Royals and fashion have gone hand in hand for centuries. In 1574 under Queen Elizabeth I, Parliament passed an act dictating who could wear what colours and textiles based on their social status. The preferences of the king and queen have long dictated what is in fashion for society. This Fashion Favourites series will look at some of the most fashionable royals and their favourite designers, starting with Eugenie, Empress of the French and Charles Frederick Worth. 

María Eugenia Ignacia Agustina de Palafox y Kirkpatrick was born on 5 May 1826 in Granada, Spain. Known later as Eugenie, she met Prince Louis Napoléon while he was President of the Second Republic in April of 1849. In 1852 he became Emperor Napoleon III, and after announcing their engagement on 22 January 1853, they were married in a civil ceremony on January 29th and a religious ceremony on January 30th. Eugenie dedicated herself to her public life as an empress and quickly became a fashion icon in Europe and beyond. 

Eugenie’s support of fashion helped to boost a lagging French luxury industry. Along with her twelve ladies-in-waiting, she changed her outfit multiple times throughout the day and rarely re-wore outfits. Annually, she would auction off several different gowns to raise money for charity (and make room in her wardrobe). In 1860, Eugenie discovered the work of Charles Frederick Worth and fashion history was made. 

Charles Frederick Worth was an English designer who trained originally in fabric sales and drapery in England. He moved to Paris to continue selling textiles for Gagelin, and the department store allowed him to open a ready-to-wear department. His designs for the firm were shown at both the Great Exhibition in 1851 in London and the Exposition Universelle in 1855 in Paris. With a business partner, Worth opened his own design house in 1858. 

The Empress in a Charles Frederick Worth design.
(By Pierre-Désiré Guillemet, Public Domain, Wiki Commons)

Worth had quickly become a society favourite. Princess de Metternich, an Austrian socialite active in French society, wore a Worth gown to a ball at the Tuileries. The Princess visited the Emperor and Empress in their private apartments before the ball, and immediately the Empress was taken with the gown. The Empress asked the Princess for the name of the designer and told her to have him call at the palace the next day. 

Eugenie and Worth would form a close working relationship. Although his salon was a social place to see and be seen, the only client he would travel to was the Empress. She quickly was ordering all new garments from Worth, no matter what they were for. Before she discovered his work, a Worth gown would sell for 300-400 francs. After she turned her eye to them, they were upwards of 2,000 francs for each dress.

Worth was largely known for his changes to silhouettes. In the mid-nineteenth century, a wider silhouette with the help of crinoline was the prevailing fashion.
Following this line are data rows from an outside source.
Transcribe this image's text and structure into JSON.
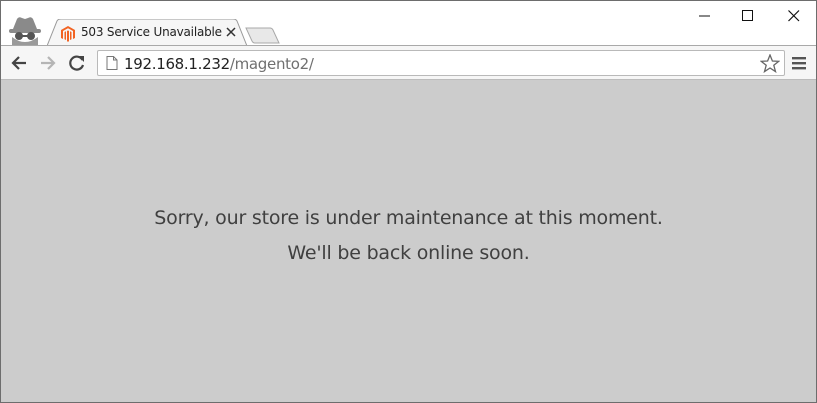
{
  "browser": {
    "mode_icon": "incognito-icon",
    "tab": {
      "title": "503 Service Unavailable",
      "favicon": "magento-logo-icon",
      "favicon_color": "#f26322"
    },
    "window_controls": {
      "minimize_icon": "minimize-icon",
      "maximize_icon": "maximize-icon",
      "close_icon": "close-icon"
    },
    "toolbar": {
      "back_icon": "arrow-left-icon",
      "forward_icon": "arrow-right-icon",
      "reload_icon": "reload-icon",
      "page_icon": "page-icon",
      "bookmark_icon": "star-icon",
      "menu_icon": "hamburger-menu-icon"
    },
    "address_bar": {
      "host": "192.168.1.232",
      "path": "/magento2/"
    }
  },
  "page": {
    "background_color": "#cccccc",
    "message_line1": "Sorry, our store is under maintenance at this moment.",
    "message_line2": "We'll be back online soon."
  }
}
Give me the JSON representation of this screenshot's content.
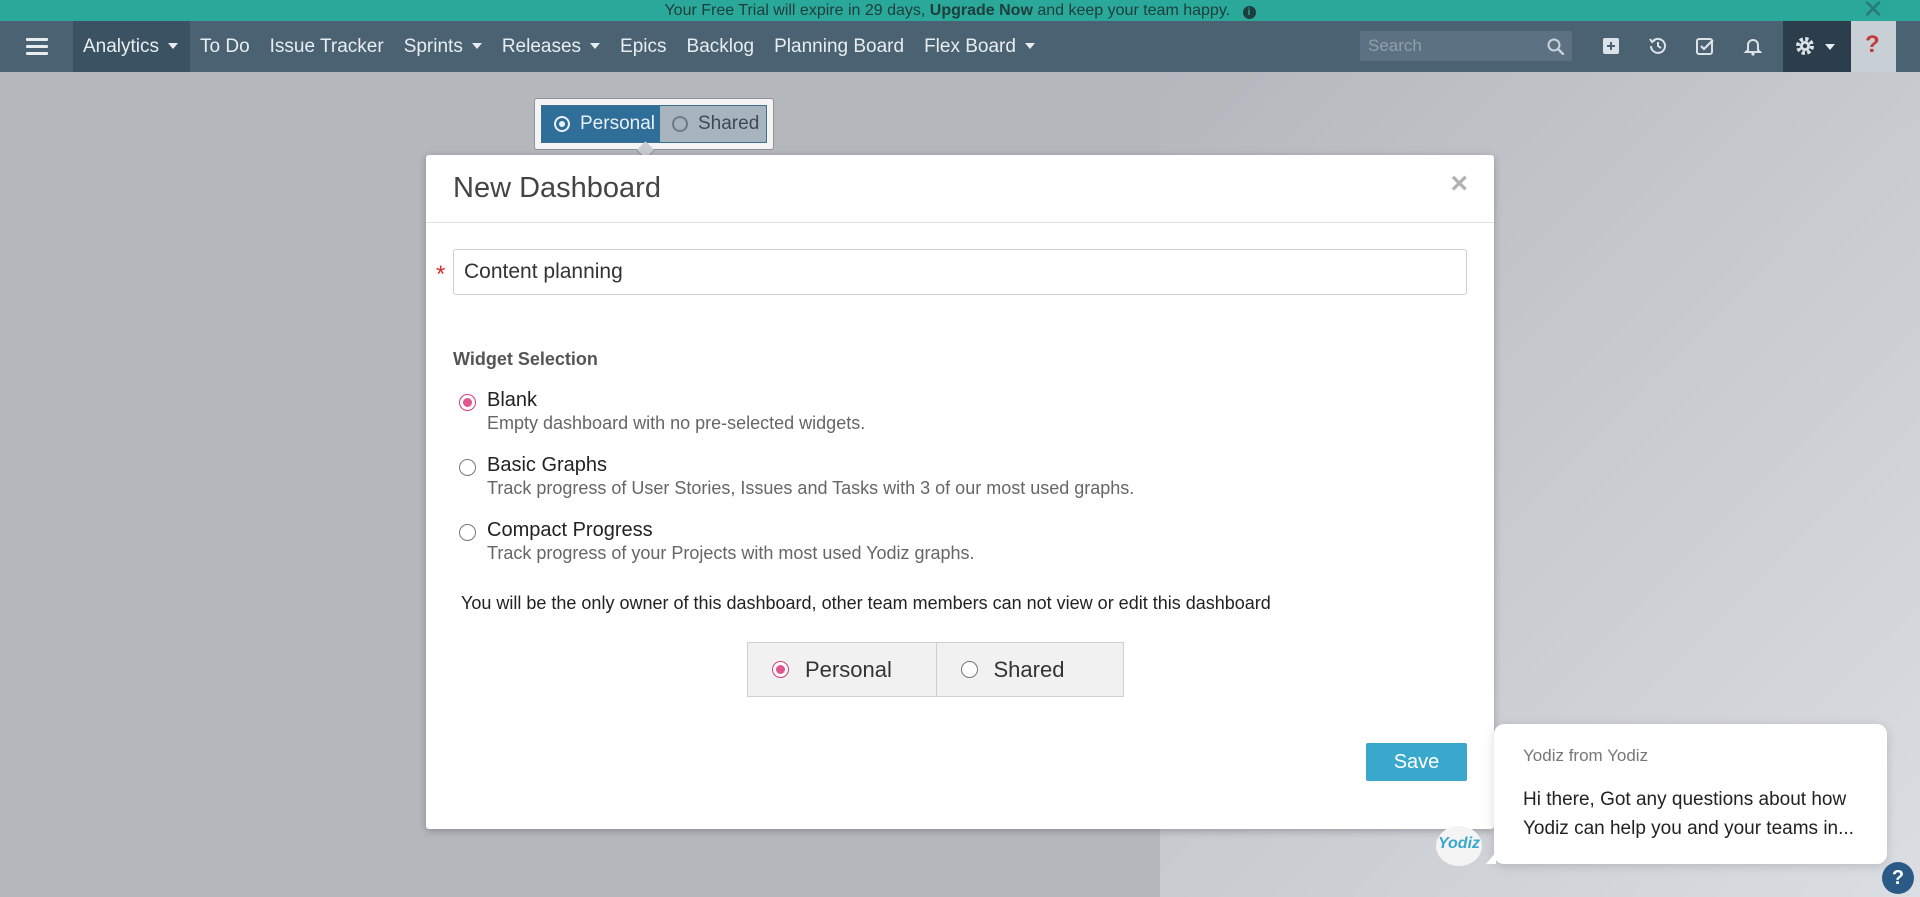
{
  "banner": {
    "prefix": "Your Free Trial will expire in 29 days,",
    "upgrade_link": "Upgrade Now",
    "suffix": "and keep your team happy.",
    "info_glyph": "i",
    "close_glyph": "✕"
  },
  "navbar": {
    "items": [
      {
        "label": "Analytics",
        "has_caret": true,
        "active": true
      },
      {
        "label": "To Do"
      },
      {
        "label": "Issue Tracker"
      },
      {
        "label": "Sprints",
        "has_caret": true
      },
      {
        "label": "Releases",
        "has_caret": true
      },
      {
        "label": "Epics"
      },
      {
        "label": "Backlog"
      },
      {
        "label": "Planning Board"
      },
      {
        "label": "Flex Board",
        "has_caret": true
      }
    ],
    "search_placeholder": "Search",
    "help_glyph": "?",
    "icons": [
      "add-icon",
      "history-icon",
      "tasks-icon",
      "bell-icon",
      "gear-icon",
      "help-icon"
    ]
  },
  "visibility_popover": {
    "options": [
      "Personal",
      "Shared"
    ],
    "selected": "Personal"
  },
  "modal": {
    "title": "New Dashboard",
    "close_glyph": "×",
    "required_mark": "*",
    "name_value": "Content planning",
    "widget_heading": "Widget Selection",
    "widget_options": [
      {
        "label": "Blank",
        "desc": "Empty dashboard with no pre-selected widgets.",
        "checked": true
      },
      {
        "label": "Basic Graphs",
        "desc": "Track progress of User Stories, Issues and Tasks with 3 of our most used graphs.",
        "checked": false
      },
      {
        "label": "Compact Progress",
        "desc": "Track progress of your Projects with most used Yodiz graphs.",
        "checked": false
      }
    ],
    "owner_note": "You will be the only owner of this dashboard, other team members can not view or edit this dashboard",
    "share_options": [
      "Personal",
      "Shared"
    ],
    "share_selected": "Personal",
    "save_label": "Save"
  },
  "chat": {
    "from": "Yodiz from Yodiz",
    "message": "Hi there, Got any questions about how Yodiz can help you and your teams in...",
    "avatar_glyph": "Yodiz",
    "help_glyph": "?"
  },
  "colors": {
    "banner_bg": "#2aa99b",
    "navbar_bg": "#4a6272",
    "accent_radio": "#e0568f",
    "save_button": "#3aa8cc",
    "popover_selected": "#2f6e98"
  }
}
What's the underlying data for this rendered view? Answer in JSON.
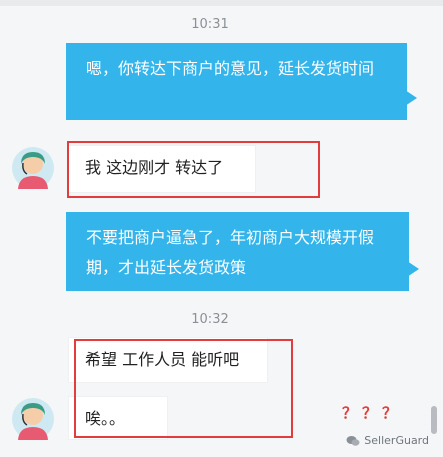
{
  "messages": [
    {
      "type": "time",
      "text": "10:31"
    },
    {
      "type": "outgoing",
      "text": "嗯，你转达下商户的意见，延长发货时间"
    },
    {
      "type": "incoming",
      "text": "我 这边刚才 转达了"
    },
    {
      "type": "outgoing",
      "text": "不要把商户逼急了，年初商户大规模开假期，才出延长发货政策"
    },
    {
      "type": "time",
      "text": "10:32"
    },
    {
      "type": "incoming",
      "text": "希望 工作人员 能听吧"
    },
    {
      "type": "incoming",
      "text": "唉。。"
    }
  ],
  "annotation": {
    "text": "？？？",
    "color": "#e23c3c"
  },
  "watermark": {
    "text": "SellerGuard",
    "icon": "wechat-icon"
  },
  "colors": {
    "outgoing_bubble": "#33b4ea",
    "highlight_box": "#e23c3c",
    "background": "#f5f6f7"
  }
}
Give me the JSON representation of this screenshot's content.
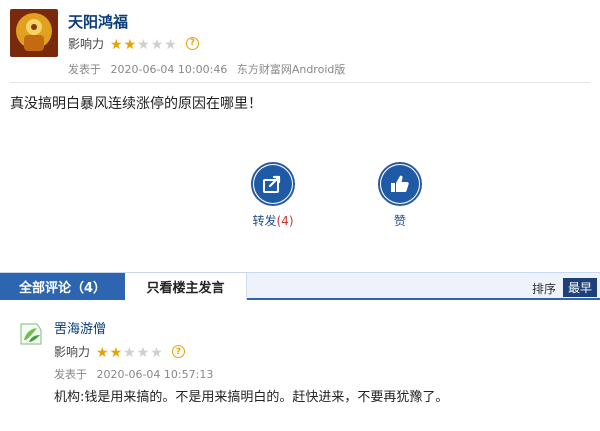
{
  "post": {
    "author": "天阳鸿福",
    "influence_label": "影响力",
    "rating": 2,
    "rating_max": 5,
    "help": "?",
    "posted_label": "发表于",
    "posted_time": "2020-06-04 10:00:46",
    "source": "东方财富网Android版",
    "content": "真没搞明白暴风连续涨停的原因在哪里！"
  },
  "actions": {
    "share_label": "转发",
    "share_count": "(4)",
    "like_label": "赞"
  },
  "tabs": {
    "all_comments": "全部评论（4）",
    "author_only": "只看楼主发言",
    "sort_label": "排序",
    "sort_latest": "最早"
  },
  "comments": [
    {
      "author": "罟海游僧",
      "influence_label": "影响力",
      "rating": 2,
      "rating_max": 5,
      "help": "?",
      "posted_label": "发表于",
      "posted_time": "2020-06-04 10:57:13",
      "text": "机构:钱是用来搞的。不是用来搞明白的。赶快进来，不要再犹豫了。"
    }
  ],
  "colors": {
    "accent": "#2e65b0",
    "link": "#0a3d7a",
    "star": "#e6a300"
  }
}
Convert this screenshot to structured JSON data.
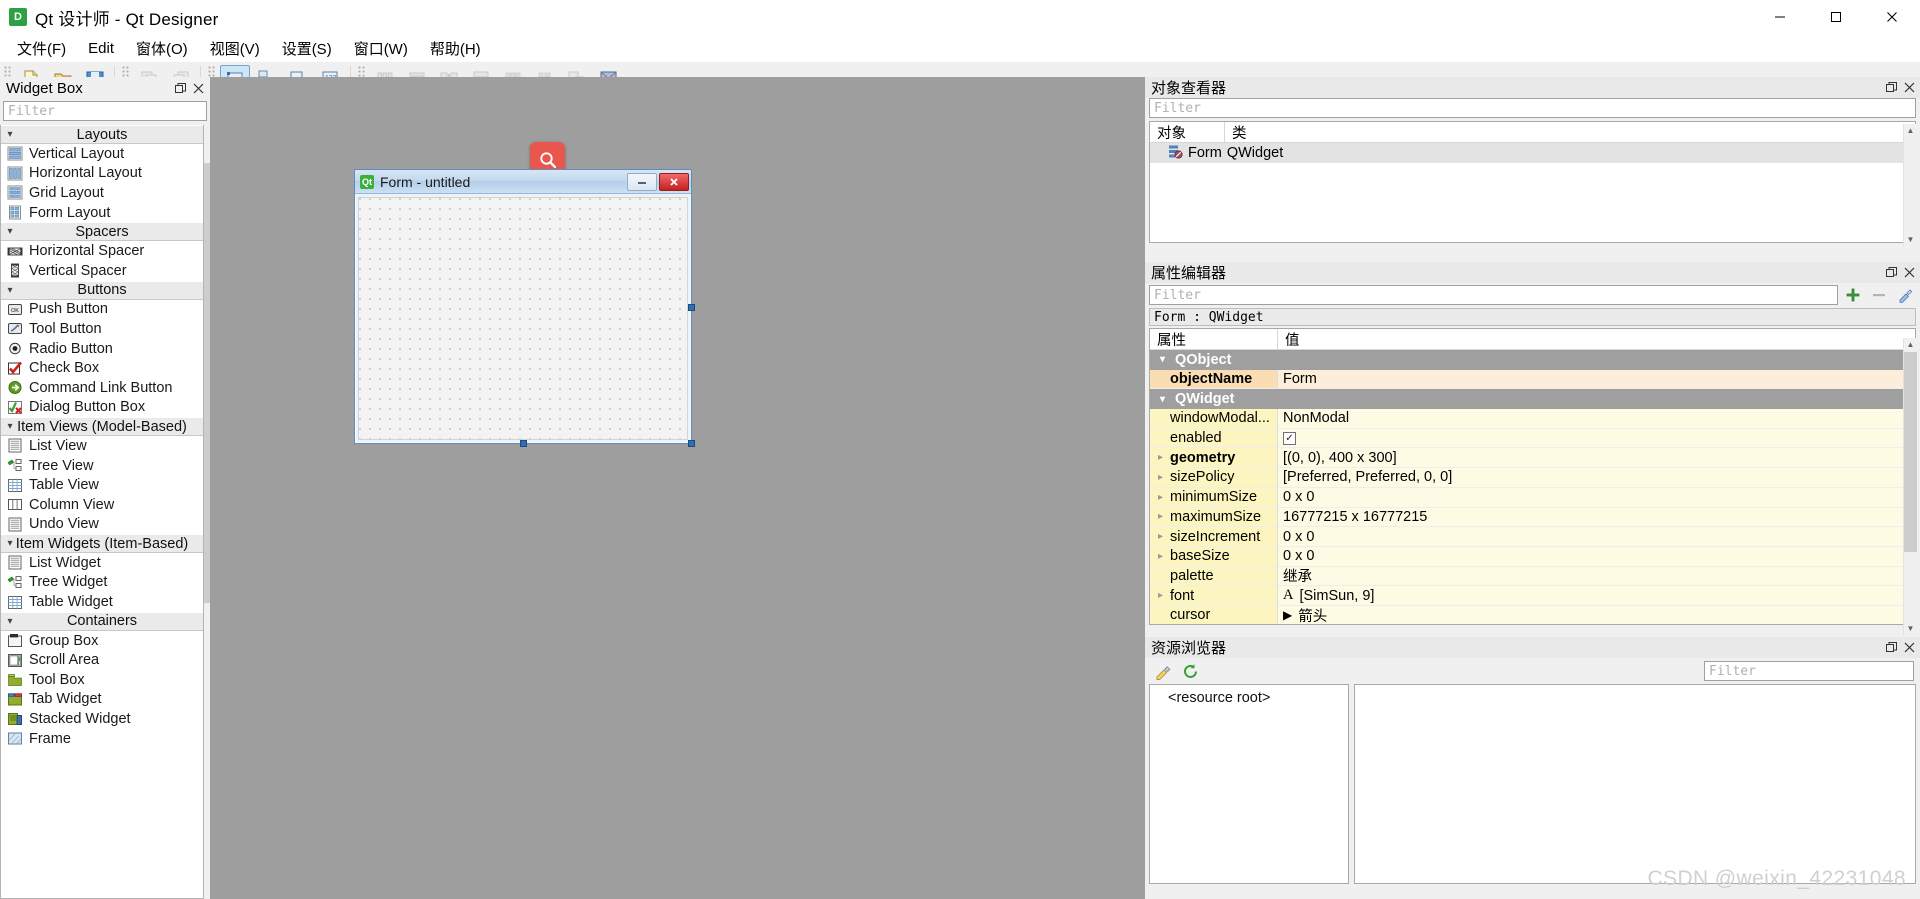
{
  "window": {
    "title": "Qt 设计师 - Qt Designer",
    "app_icon": "qt-designer-icon",
    "minimize_label": "minimize-icon",
    "maximize_label": "maximize-icon",
    "close_label": "close-icon"
  },
  "menubar": {
    "items": [
      {
        "label": "文件(F)",
        "name": "menu-file"
      },
      {
        "label": "Edit",
        "name": "menu-edit"
      },
      {
        "label": "窗体(O)",
        "name": "menu-form"
      },
      {
        "label": "视图(V)",
        "name": "menu-view"
      },
      {
        "label": "设置(S)",
        "name": "menu-settings"
      },
      {
        "label": "窗口(W)",
        "name": "menu-window"
      },
      {
        "label": "帮助(H)",
        "name": "menu-help"
      }
    ]
  },
  "toolbar": {
    "groups": [
      {
        "buttons": [
          {
            "name": "new-form-button",
            "icon": "new-file-icon",
            "state": "enabled"
          },
          {
            "name": "open-form-button",
            "icon": "open-folder-icon",
            "state": "enabled"
          },
          {
            "name": "save-form-button",
            "icon": "save-disk-icon",
            "state": "enabled"
          }
        ]
      },
      {
        "buttons": [
          {
            "name": "undo-button",
            "icon": "undo-icon",
            "state": "disabled"
          },
          {
            "name": "redo-button",
            "icon": "redo-icon",
            "state": "disabled"
          }
        ]
      },
      {
        "buttons": [
          {
            "name": "edit-widgets-button",
            "icon": "edit-widgets-icon",
            "state": "active"
          },
          {
            "name": "edit-signals-slots-button",
            "icon": "signals-slots-icon",
            "state": "enabled"
          },
          {
            "name": "edit-buddies-button",
            "icon": "buddies-icon",
            "state": "enabled"
          },
          {
            "name": "edit-tab-order-button",
            "icon": "tab-order-icon",
            "state": "enabled"
          }
        ]
      },
      {
        "buttons": [
          {
            "name": "layout-horizontally-button",
            "icon": "layout-horizontal-icon",
            "state": "disabled"
          },
          {
            "name": "layout-vertically-button",
            "icon": "layout-vertical-icon",
            "state": "disabled"
          },
          {
            "name": "layout-splitter-horizontal-button",
            "icon": "splitter-horizontal-icon",
            "state": "disabled"
          },
          {
            "name": "layout-splitter-vertical-button",
            "icon": "splitter-vertical-icon",
            "state": "disabled"
          },
          {
            "name": "layout-grid-button",
            "icon": "layout-grid-icon",
            "state": "disabled"
          },
          {
            "name": "layout-form-button",
            "icon": "layout-form-icon",
            "state": "disabled"
          },
          {
            "name": "break-layout-button",
            "icon": "break-layout-icon",
            "state": "disabled"
          },
          {
            "name": "adjust-size-button",
            "icon": "adjust-size-icon",
            "state": "enabled"
          }
        ]
      }
    ]
  },
  "widget_box": {
    "title": "Widget Box",
    "filter_placeholder": "Filter",
    "float_button": "undock-icon",
    "close_button": "close-icon",
    "categories": [
      {
        "label": "Layouts",
        "expanded": true,
        "items": [
          {
            "label": "Vertical Layout",
            "icon": "vertical-layout-icon"
          },
          {
            "label": "Horizontal Layout",
            "icon": "horizontal-layout-icon"
          },
          {
            "label": "Grid Layout",
            "icon": "grid-layout-icon"
          },
          {
            "label": "Form Layout",
            "icon": "form-layout-icon"
          }
        ]
      },
      {
        "label": "Spacers",
        "expanded": true,
        "items": [
          {
            "label": "Horizontal Spacer",
            "icon": "horizontal-spacer-icon"
          },
          {
            "label": "Vertical Spacer",
            "icon": "vertical-spacer-icon"
          }
        ]
      },
      {
        "label": "Buttons",
        "expanded": true,
        "items": [
          {
            "label": "Push Button",
            "icon": "push-button-icon"
          },
          {
            "label": "Tool Button",
            "icon": "tool-button-icon"
          },
          {
            "label": "Radio Button",
            "icon": "radio-button-icon"
          },
          {
            "label": "Check Box",
            "icon": "check-box-icon"
          },
          {
            "label": "Command Link Button",
            "icon": "command-link-button-icon"
          },
          {
            "label": "Dialog Button Box",
            "icon": "dialog-button-box-icon"
          }
        ]
      },
      {
        "label": "Item Views (Model-Based)",
        "expanded": true,
        "items": [
          {
            "label": "List View",
            "icon": "list-view-icon"
          },
          {
            "label": "Tree View",
            "icon": "tree-view-icon"
          },
          {
            "label": "Table View",
            "icon": "table-view-icon"
          },
          {
            "label": "Column View",
            "icon": "column-view-icon"
          },
          {
            "label": "Undo View",
            "icon": "undo-view-icon"
          }
        ]
      },
      {
        "label": "Item Widgets (Item-Based)",
        "expanded": true,
        "items": [
          {
            "label": "List Widget",
            "icon": "list-widget-icon"
          },
          {
            "label": "Tree Widget",
            "icon": "tree-widget-icon"
          },
          {
            "label": "Table Widget",
            "icon": "table-widget-icon"
          }
        ]
      },
      {
        "label": "Containers",
        "expanded": true,
        "items": [
          {
            "label": "Group Box",
            "icon": "group-box-icon"
          },
          {
            "label": "Scroll Area",
            "icon": "scroll-area-icon"
          },
          {
            "label": "Tool Box",
            "icon": "tool-box-icon"
          },
          {
            "label": "Tab Widget",
            "icon": "tab-widget-icon"
          },
          {
            "label": "Stacked Widget",
            "icon": "stacked-widget-icon"
          },
          {
            "label": "Frame",
            "icon": "frame-icon"
          }
        ]
      }
    ]
  },
  "canvas": {
    "form": {
      "title": "Form - untitled",
      "icon": "qt-form-icon",
      "minimize_label": "—",
      "close_label": "✕"
    },
    "search_badge_icon": "search-icon"
  },
  "object_inspector": {
    "title": "对象查看器",
    "float_button": "undock-icon",
    "close_button": "close-icon",
    "filter_placeholder": "Filter",
    "columns": [
      "对象",
      "类"
    ],
    "rows": [
      {
        "object": "Form",
        "class": "QWidget",
        "icon": "widget-icon",
        "selected": true
      }
    ]
  },
  "property_editor": {
    "title": "属性编辑器",
    "float_button": "undock-icon",
    "close_button": "close-icon",
    "filter_placeholder": "Filter",
    "add_button": "add-icon",
    "remove_button": "remove-icon",
    "configure_button": "configure-icon",
    "selected_object": "Form : QWidget",
    "columns": [
      "属性",
      "值"
    ],
    "rows": [
      {
        "kind": "group",
        "name": "QObject",
        "expanded": true
      },
      {
        "kind": "prop",
        "name": "objectName",
        "value": "Form",
        "highlight": "orange",
        "bold": true,
        "expandable": false
      },
      {
        "kind": "group",
        "name": "QWidget",
        "expanded": true
      },
      {
        "kind": "prop",
        "name": "windowModal...",
        "value": "NonModal",
        "highlight": "yellow",
        "expandable": false
      },
      {
        "kind": "prop",
        "name": "enabled",
        "value": "",
        "highlight": "yellow",
        "expandable": false,
        "checkbox": true,
        "checked": true
      },
      {
        "kind": "prop",
        "name": "geometry",
        "value": "[(0, 0), 400 x 300]",
        "highlight": "yellow",
        "bold": true,
        "expandable": true
      },
      {
        "kind": "prop",
        "name": "sizePolicy",
        "value": "[Preferred, Preferred, 0, 0]",
        "highlight": "yellow",
        "expandable": true
      },
      {
        "kind": "prop",
        "name": "minimumSize",
        "value": "0 x 0",
        "highlight": "yellow",
        "expandable": true
      },
      {
        "kind": "prop",
        "name": "maximumSize",
        "value": "16777215 x 16777215",
        "highlight": "yellow",
        "expandable": true
      },
      {
        "kind": "prop",
        "name": "sizeIncrement",
        "value": "0 x 0",
        "highlight": "yellow",
        "expandable": true
      },
      {
        "kind": "prop",
        "name": "baseSize",
        "value": "0 x 0",
        "highlight": "yellow",
        "expandable": true
      },
      {
        "kind": "prop",
        "name": "palette",
        "value": "继承",
        "highlight": "yellow",
        "expandable": false
      },
      {
        "kind": "prop",
        "name": "font",
        "value": "[SimSun, 9]",
        "highlight": "yellow",
        "expandable": true,
        "value_icon": "font-icon"
      },
      {
        "kind": "prop",
        "name": "cursor",
        "value": "箭头",
        "highlight": "yellow",
        "expandable": false,
        "value_icon": "cursor-icon"
      }
    ]
  },
  "resource_browser": {
    "title": "资源浏览器",
    "float_button": "undock-icon",
    "close_button": "close-icon",
    "edit_button": "pencil-icon",
    "reload_button": "reload-icon",
    "filter_placeholder": "Filter",
    "root_label": "<resource root>"
  },
  "watermark": "CSDN @weixin_42231048",
  "colors": {
    "accent_blue": "#2f6fb5",
    "selection": "#cde6f7",
    "badge_red": "#e8564e",
    "group_gray": "#9f9f9f",
    "prop_orange": "#fbddb4",
    "prop_yellow": "#fcf5bf",
    "canvas_gray": "#9e9e9e"
  }
}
However, neither Worth nor Eugenie liked crinolines- she found them cumbersome and difficult to move in. The newer shape was narrower at the front, with the crinoline concentrated at the back; this was known as the bustle. This was almost immediately adopted by women in fashionable society. 

Eugenie also appeared at the races in 1862 without a shawl, in order to better show off her Worth gown. While prior to this, going without a shawl or jacket would have been unthinkable, women everywhere were leaving their shawls at home to imitate Eugenie and her Worth designs. 

By 1869, Worth had been appointed as the official court dressmaker. However, the Second Empire collapsed in 1870. The House of Worth was able to survive, though – he had become a favourite of royals and socialites in Europe and America. Although Charles Frederick Worth dressed countless royals during his career, his closest relationship was with Empress Eugenie.